En réalité, pour schématiser grossièrement, le monde des hackers se divise en deux catégories : ceux que l’on appelle les « chapeaux blancs » (« white hats »), qui piratent des systèmes informatiques et des programmes pour tester leur niveau de sécurité, découvrir des failles et aider à les corriger, renforçant de fait la sécurité ; et les « chapeaux noirs » (« black hats »), qui font exactement la même chose mais pour tirer parti des failles découvertes, pour leur profit personnel, ceux d’une mafia, d’une entreprise ou d’un gouvernement.

Les premiers opèrent « en plein jour », au vu et su de tout le monde, comme le fait Marc Hutchins, qui est employé et rémunéré pour tester la sécurité de logiciels et de systèmes informatiques – et leur activité est légale. Les seconds se dissimulent, et leur activité est strictement illégale.

Les chercheurs des zones grises ne passeront plus par la case USA

Mais, bien évidemment, des zones grises existent : les « chapeaux blancs » sont bien souvent obligés de franchir la limite de la légalité pour rendre leurs recherches plus efficaces. C’est ce que Marcus Hutchins affirme avoir fait, et son cas est loin d’être isolé. Vu d’Europe, cette arrestation est un excès de zèle qui risque de se retourner contre ceux qui veulent défendre la cybersécurité.

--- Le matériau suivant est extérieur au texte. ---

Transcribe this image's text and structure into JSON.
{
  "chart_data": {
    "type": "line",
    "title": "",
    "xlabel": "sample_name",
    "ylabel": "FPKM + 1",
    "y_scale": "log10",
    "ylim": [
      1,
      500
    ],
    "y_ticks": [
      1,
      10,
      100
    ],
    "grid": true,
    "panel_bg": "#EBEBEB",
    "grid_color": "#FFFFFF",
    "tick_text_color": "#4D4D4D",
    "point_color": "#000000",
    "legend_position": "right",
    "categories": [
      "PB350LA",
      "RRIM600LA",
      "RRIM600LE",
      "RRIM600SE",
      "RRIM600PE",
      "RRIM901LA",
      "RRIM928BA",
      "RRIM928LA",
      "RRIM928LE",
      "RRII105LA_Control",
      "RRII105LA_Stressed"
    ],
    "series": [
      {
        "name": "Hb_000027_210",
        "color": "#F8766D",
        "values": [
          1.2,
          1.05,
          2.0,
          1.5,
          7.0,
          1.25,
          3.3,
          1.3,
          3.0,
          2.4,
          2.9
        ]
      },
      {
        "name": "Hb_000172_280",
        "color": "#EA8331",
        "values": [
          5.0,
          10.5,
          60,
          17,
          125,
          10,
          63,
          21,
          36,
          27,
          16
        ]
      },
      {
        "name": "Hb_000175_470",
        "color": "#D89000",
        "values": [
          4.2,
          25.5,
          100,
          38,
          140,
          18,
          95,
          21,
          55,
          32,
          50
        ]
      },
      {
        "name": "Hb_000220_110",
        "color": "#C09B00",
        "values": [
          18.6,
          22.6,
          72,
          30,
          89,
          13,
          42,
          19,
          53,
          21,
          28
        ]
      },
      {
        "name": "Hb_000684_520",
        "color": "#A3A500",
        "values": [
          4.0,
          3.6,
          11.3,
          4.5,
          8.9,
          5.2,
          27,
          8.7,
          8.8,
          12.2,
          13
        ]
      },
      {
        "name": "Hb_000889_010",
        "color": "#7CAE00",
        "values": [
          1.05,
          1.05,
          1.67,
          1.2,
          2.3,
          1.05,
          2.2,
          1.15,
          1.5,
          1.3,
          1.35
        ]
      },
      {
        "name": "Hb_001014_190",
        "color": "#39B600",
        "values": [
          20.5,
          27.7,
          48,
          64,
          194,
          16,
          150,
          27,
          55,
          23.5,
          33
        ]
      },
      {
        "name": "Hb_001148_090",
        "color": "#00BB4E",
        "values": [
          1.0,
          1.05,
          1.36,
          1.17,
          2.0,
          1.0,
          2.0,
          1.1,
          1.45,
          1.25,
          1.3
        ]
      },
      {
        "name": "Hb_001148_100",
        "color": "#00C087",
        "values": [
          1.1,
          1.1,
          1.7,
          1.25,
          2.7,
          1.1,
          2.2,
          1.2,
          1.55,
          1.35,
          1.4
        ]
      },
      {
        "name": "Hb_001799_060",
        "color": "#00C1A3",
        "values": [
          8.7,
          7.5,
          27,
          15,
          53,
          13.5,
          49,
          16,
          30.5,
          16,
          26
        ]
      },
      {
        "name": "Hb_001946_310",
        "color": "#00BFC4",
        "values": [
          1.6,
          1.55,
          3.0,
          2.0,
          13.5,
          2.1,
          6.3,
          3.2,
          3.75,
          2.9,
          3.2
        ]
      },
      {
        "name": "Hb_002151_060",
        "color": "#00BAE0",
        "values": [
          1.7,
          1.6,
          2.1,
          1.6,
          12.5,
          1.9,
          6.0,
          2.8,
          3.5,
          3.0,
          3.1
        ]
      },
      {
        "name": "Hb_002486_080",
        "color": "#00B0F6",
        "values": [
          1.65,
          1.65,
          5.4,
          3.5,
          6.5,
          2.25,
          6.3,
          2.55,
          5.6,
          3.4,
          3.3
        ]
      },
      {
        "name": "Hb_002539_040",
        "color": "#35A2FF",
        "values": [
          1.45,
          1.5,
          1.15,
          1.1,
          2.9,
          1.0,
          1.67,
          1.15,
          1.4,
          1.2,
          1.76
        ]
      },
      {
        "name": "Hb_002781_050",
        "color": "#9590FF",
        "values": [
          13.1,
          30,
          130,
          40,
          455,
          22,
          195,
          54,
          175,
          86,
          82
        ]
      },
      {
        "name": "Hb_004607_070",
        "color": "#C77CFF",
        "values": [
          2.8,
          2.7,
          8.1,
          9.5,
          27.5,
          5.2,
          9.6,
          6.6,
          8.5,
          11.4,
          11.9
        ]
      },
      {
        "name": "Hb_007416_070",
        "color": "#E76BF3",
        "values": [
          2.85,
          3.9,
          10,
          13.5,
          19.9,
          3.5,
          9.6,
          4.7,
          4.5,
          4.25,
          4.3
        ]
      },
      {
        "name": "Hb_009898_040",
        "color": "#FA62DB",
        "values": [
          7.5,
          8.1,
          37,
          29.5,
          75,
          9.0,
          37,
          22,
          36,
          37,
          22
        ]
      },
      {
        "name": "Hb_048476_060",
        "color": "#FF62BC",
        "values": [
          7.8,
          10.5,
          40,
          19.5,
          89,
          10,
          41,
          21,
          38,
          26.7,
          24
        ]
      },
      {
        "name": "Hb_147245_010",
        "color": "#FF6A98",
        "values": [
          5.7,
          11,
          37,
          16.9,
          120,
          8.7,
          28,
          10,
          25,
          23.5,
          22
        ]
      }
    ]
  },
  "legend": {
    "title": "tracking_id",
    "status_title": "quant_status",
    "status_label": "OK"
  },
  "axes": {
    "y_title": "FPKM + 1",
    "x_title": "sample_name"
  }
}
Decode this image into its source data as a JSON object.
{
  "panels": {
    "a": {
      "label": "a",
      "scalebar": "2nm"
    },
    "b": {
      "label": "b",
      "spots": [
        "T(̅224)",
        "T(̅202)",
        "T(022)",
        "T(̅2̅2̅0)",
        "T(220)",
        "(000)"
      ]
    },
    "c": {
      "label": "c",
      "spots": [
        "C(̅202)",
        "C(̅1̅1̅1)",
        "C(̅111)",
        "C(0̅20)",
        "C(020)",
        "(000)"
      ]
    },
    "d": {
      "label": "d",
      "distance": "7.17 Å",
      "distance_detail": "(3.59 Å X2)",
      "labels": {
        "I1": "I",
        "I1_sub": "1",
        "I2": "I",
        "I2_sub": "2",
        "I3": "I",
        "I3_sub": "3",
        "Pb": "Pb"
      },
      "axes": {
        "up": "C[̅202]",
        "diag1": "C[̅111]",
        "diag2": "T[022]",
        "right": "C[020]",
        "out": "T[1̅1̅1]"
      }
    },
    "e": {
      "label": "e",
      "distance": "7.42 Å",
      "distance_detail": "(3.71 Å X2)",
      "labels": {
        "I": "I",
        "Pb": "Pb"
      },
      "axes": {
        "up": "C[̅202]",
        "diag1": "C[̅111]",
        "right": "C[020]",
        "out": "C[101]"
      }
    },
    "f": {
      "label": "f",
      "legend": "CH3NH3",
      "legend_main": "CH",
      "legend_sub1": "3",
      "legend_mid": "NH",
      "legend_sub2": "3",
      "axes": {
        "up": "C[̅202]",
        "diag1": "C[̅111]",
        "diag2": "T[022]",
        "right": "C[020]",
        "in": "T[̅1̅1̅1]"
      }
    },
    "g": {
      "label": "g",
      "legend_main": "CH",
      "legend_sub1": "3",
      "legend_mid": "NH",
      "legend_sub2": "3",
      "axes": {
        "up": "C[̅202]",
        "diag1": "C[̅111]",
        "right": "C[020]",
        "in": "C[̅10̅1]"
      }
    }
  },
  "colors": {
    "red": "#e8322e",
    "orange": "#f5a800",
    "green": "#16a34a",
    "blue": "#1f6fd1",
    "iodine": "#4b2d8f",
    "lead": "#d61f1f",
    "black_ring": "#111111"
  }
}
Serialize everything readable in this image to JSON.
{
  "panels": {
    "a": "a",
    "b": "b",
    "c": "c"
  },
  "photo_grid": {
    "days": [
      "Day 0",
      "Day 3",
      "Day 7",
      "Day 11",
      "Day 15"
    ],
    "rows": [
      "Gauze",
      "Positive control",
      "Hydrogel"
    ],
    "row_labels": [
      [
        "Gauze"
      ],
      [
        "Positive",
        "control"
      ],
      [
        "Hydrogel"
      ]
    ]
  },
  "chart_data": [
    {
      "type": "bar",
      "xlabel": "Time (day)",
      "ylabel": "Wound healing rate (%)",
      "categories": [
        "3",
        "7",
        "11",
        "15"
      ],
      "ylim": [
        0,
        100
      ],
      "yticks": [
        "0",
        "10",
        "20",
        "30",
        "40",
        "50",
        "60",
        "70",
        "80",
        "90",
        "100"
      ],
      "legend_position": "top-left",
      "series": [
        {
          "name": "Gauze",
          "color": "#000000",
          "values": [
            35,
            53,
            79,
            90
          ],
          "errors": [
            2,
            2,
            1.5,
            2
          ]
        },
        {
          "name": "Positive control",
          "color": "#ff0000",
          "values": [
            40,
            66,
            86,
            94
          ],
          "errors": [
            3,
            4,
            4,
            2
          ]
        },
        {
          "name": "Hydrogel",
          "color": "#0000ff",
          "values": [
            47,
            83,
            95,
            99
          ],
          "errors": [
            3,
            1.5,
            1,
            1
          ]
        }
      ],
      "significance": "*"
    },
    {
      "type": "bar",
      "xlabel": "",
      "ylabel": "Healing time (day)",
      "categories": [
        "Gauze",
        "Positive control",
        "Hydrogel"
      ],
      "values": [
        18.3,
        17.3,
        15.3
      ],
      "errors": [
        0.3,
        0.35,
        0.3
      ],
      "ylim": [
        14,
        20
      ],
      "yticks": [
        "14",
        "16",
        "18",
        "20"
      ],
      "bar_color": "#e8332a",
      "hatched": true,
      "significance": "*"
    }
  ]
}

En effet, un tel événement risque de dissuader des chercheurs opérant vers ces zones grises d’exposer leurs travaux en plein jour. « Je connais un certain nombre de chercheurs en Europe, que je considère être du côté des « chapeaux blancs » et qui ne viendront plus aux Etats-Unis pour être sûrs de ne pas avoir d’ennuis » affirme ainsi John Dickson, du cabinet Denim Group.

Dans un domaine aussi complexe que la cybercriminalité, il n’est pas certain que la tolérance zéro soit une option viable sur le long terme.